E tanto perché soltanto nel contratto quadro sono cristallizzati, sotto il profilo normativo, i poteri ed i doveri delle parti, le competenze ed i limiti, e sotto quello economico, le specifiche condizioni per lo svolgimento dei servizi prestati.
Dunque, il rapporto cliente intermediario può essere inquadrato, nella fase dell’acquisto dei titoli, nella figura del mandato professionale.
In sostanza, l’investitore chiede all’intermediario di compiere atti che rientrano nell’attività professionale di quest’ultimo e ne consegue che l’atto di volta in volta eseguito, seppur caratterizzato da una sua fisionomia particolare, mantiene la sua valenza giuridica solo se considerato quale attuazione del contratto base nel quale trova origine e ragione. Secondo questa visuale, l’ordine di investimento non può cioè che riconnettersi, in termini di naturale sviluppo funzionale, alla pretesa di adempimento fondata sul contratto quadro di intermediazione finanziaria.
In virtù di tali considerazioni, il Tribunale ha ritenuto ammissibile una domanda di risoluzione dell’ordine di investimento soltanto se subordinata a quella di risoluzione del contratto quadro di intermediazione finanziaria.
In tali termini, l’omessa informativa in riferimento ad uno specifico investimento non può integrare de plano il requisito della gravità di cui all’art. 1155 c.c., dovendo l’indagine avere riguardo all’intero portafoglio finanziario dell’investitore, al fine di pesare l’incidenza del comportamento dell’intermediario sia rispetto alla singola fattispecie contestata in giudizio, sia nell’ambito del rapporto contrattuale considerato nel suo complesso.

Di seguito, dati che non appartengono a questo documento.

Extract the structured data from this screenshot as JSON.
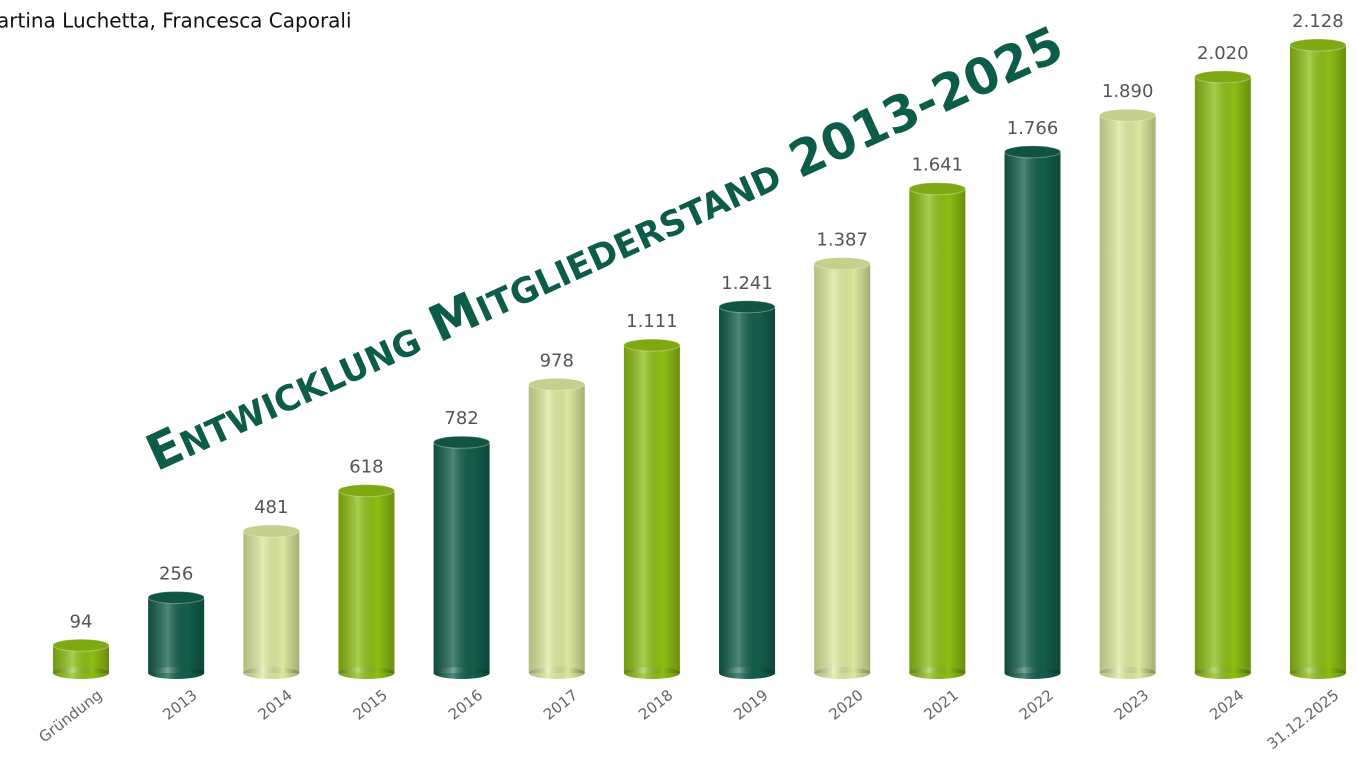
{
  "credit": "artina Luchetta, Francesca Caporali",
  "chart_data": {
    "type": "bar",
    "title": "Entwicklung Mitgliederstand 2013-2025",
    "categories": [
      "Gründung",
      "2013",
      "2014",
      "2015",
      "2016",
      "2017",
      "2018",
      "2019",
      "2020",
      "2021",
      "2022",
      "2023",
      "2024",
      "31.12.2025"
    ],
    "values": [
      94,
      256,
      481,
      618,
      782,
      978,
      1111,
      1241,
      1387,
      1641,
      1766,
      1890,
      2020,
      2128
    ],
    "value_labels": [
      "94",
      "256",
      "481",
      "618",
      "782",
      "978",
      "1.111",
      "1.241",
      "1.387",
      "1.641",
      "1.766",
      "1.890",
      "2.020",
      "2.128"
    ],
    "colors": [
      "#8dbd14",
      "#135e4b",
      "#dbe89c",
      "#8dbd14",
      "#135e4b",
      "#dbe89c",
      "#8dbd14",
      "#135e4b",
      "#dbe89c",
      "#8dbd14",
      "#135e4b",
      "#dbe89c",
      "#8dbd14",
      "#8dbd14"
    ]
  }
}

Il Tribunale barese mette bene in evidenza i principi enucleati dalla Suprema Corte e dalla giurisprudenza maggioritaria, elencandoli testualmente:
1. il contratto quadro può essere accostato al mandato;
2. da questo contratto derivano obblighi e diritti reciproci dell’intermediario e del cliente;
3. le successive operazioni, benché possano a loro volta consistere in atti di natura negoziale, costituiscono pur sempre il momento attuativo del precedente contratto di negoziazione;
4. i doveri di informazione sussistono anche dopo la stipulazione del contratto di intermediazione e sono finalizzati alla sua corretta esecuzione;
5. la violazione dei doveri dell’intermediario riguardanti la fase successiva alla stipulazione del contratto d’intermediazione può assumere i connotati di un vero e proprio inadempimento (o non esatto adempimento) contrattuale;
6. l’eventuale loro violazione, oltre a generare obblighi risarcitori in forza dei principi generali sull’inadempimento contrattuale, può, ove ne ricorrano gli estremi di gravità postulati dall’art. 1455 c.c., condurre anche alla risoluzione del contratto di intermediazione finanziaria in corso.

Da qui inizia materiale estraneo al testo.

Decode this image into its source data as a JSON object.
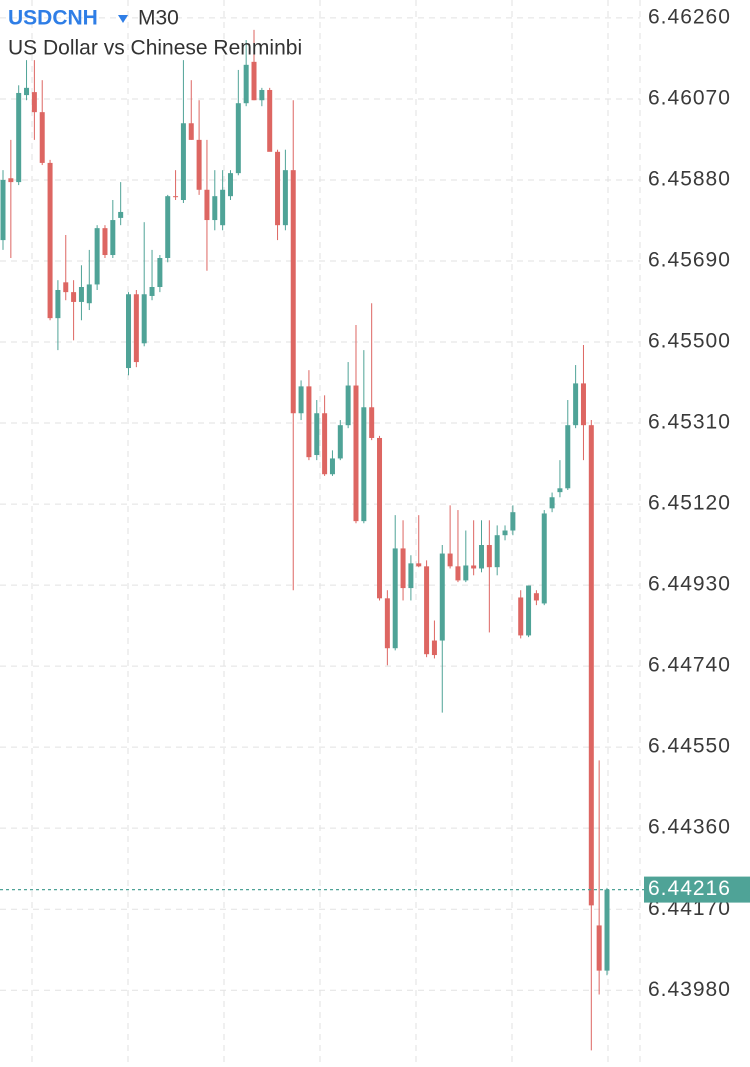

Orbene, nel caso in disamina, il Giudice ha rilevato che il contratto quadro in discussione soddisfaceva pienamente l’obbligo di informativa precontrattuale in merito alla esplicazione dell’operazione a compiersi, ritenendo peraltro che la specifica operazione contestata (acquisto di obbligazioni Lehman Brothers per 30.000,00) fosse adeguata al profilo finanziario dei ricorrenti, considerato l’esiguo importo investito ed avendo ad oggetto comuni obbligazioni bancarie, all’epoca emesse da una delle maggiori banche americane per volume e dimensioni d’affari, e tanto più che i clienti avevano incassato già le prime cedole.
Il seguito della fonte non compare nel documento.